Agents reference models as provider/model-name where the provider name matches a key in the providers block:

anthropic/claude-sonnet-4-5    → uses the "anthropic" provider
openai/gpt-5                   → uses the "openai" provider
ollama/llama3.2                → uses the "ollama" provider
local/gemma4                   → uses the bundled local Ollama
deepseek/deepseek-chat         → uses the "deepseek" provider

You can override the model for one CLI session: felix chat -m openai/gpt-5.

Reasoning levels

Per-agent reasoning: off|low|medium|high (default off). Maps to Anthropic thinking budgets, OpenAI reasoning_effort, Gemini ThinkingConfig, and Qwen enable_thinking. Models that don't support extended reasoning log reasoning ignored and proceed normally.

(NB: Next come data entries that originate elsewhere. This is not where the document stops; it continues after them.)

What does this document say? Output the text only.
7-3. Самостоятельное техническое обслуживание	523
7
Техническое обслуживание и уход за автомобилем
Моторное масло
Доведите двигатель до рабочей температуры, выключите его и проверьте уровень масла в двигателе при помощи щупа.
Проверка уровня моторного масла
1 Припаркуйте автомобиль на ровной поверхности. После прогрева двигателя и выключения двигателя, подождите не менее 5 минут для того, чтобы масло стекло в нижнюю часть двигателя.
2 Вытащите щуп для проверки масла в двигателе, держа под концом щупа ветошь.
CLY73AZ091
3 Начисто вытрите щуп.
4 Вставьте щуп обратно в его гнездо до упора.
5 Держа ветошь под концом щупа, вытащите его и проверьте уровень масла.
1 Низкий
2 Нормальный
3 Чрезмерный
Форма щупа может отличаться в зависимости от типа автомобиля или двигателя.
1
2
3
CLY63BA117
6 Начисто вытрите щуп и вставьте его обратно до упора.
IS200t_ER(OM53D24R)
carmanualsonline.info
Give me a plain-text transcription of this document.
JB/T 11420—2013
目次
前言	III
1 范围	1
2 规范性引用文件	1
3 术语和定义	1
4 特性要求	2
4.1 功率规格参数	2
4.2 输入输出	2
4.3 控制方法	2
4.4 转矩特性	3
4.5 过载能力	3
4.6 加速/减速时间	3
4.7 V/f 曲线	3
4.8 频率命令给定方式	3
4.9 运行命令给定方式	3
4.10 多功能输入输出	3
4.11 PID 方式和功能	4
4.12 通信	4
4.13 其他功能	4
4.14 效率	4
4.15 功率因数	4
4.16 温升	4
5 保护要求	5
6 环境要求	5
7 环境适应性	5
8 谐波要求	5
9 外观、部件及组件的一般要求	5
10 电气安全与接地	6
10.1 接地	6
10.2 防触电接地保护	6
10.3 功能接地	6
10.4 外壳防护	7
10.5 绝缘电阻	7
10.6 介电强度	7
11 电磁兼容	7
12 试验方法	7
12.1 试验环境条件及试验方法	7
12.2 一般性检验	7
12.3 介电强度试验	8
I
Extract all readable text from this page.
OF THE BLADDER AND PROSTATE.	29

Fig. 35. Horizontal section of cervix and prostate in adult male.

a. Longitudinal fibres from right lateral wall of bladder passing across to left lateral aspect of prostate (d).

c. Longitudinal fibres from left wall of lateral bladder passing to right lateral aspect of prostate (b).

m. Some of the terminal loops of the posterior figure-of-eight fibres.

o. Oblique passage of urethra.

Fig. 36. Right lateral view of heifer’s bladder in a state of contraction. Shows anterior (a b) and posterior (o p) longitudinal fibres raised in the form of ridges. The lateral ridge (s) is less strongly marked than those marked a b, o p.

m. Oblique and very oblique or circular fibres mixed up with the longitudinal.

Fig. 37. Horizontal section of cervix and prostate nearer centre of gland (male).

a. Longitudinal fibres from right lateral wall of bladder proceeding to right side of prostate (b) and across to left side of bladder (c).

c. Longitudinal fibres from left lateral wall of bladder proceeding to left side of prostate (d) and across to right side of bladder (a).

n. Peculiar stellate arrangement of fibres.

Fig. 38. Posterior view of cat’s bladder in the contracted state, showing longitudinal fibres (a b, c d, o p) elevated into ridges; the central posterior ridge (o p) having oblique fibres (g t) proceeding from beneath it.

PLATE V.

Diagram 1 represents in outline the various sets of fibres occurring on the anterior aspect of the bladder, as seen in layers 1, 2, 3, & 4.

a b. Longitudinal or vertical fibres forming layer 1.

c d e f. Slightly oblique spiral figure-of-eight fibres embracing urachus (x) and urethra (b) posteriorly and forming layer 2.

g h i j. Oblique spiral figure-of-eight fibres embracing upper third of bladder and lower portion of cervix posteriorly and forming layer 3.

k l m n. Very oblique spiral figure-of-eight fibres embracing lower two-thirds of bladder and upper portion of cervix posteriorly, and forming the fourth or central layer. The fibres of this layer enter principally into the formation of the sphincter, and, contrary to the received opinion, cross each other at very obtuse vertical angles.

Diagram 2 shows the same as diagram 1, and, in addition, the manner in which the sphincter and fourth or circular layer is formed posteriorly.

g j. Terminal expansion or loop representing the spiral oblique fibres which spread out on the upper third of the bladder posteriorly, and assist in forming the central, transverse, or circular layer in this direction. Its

Editable in the Settings UI's Agents tab.

Multiple agents

You can run multiple agents per install, each with its own model, workspace, system prompt, and tool policy:

{
  "agents": {
    "list": [
      {
        "id": "coder",
        "name": "Coder",
        "model": "anthropic/claude-sonnet-4-5",
        "workspace": "~/code/myproject",
        "tools": { "allow": ["read_file", "write_file", "edit_file", "bash"] }
      },
      {
        "id": "researcher",
        "name": "Researcher",
        "model": "openai/gpt-5",
        "workspace": "~/.felix/workspace-researcher",
        "tools": { "allow": ["read_file", "web_fetch", "web_search"] }
      },
      {
        "id": "local",
        "name": "Local Assistant",
        "model": "local/gemma4",
        "workspace": "~/.felix/workspace-local",
        "tools": { "allow": ["read_file"] }
      }
    ]
  }
}

Chat with a specific agent: felix chat coder (or pick from the dropdown in the web chat header).

Agent identity

Each agent's system prompt is resolved in this priority order:

system_prompt field in the agent's config (if non-empty)
IDENTITY.md in the agent's workspace directory
Built-in default — a generic helpful-assistant prompt, dynamically tailored to whichever tools the agent actually has (an agent without web_search won't claim it can search the web)

Inline:

{
  "id": "coder",
  "system_prompt": "You are a senior Go developer. Idiomatic stdlib-first code. Always write tests."
}

Or in ~/.felix/workspace-coder/IDENTITY.md for prompts long enough to be uncomfortable in JSON.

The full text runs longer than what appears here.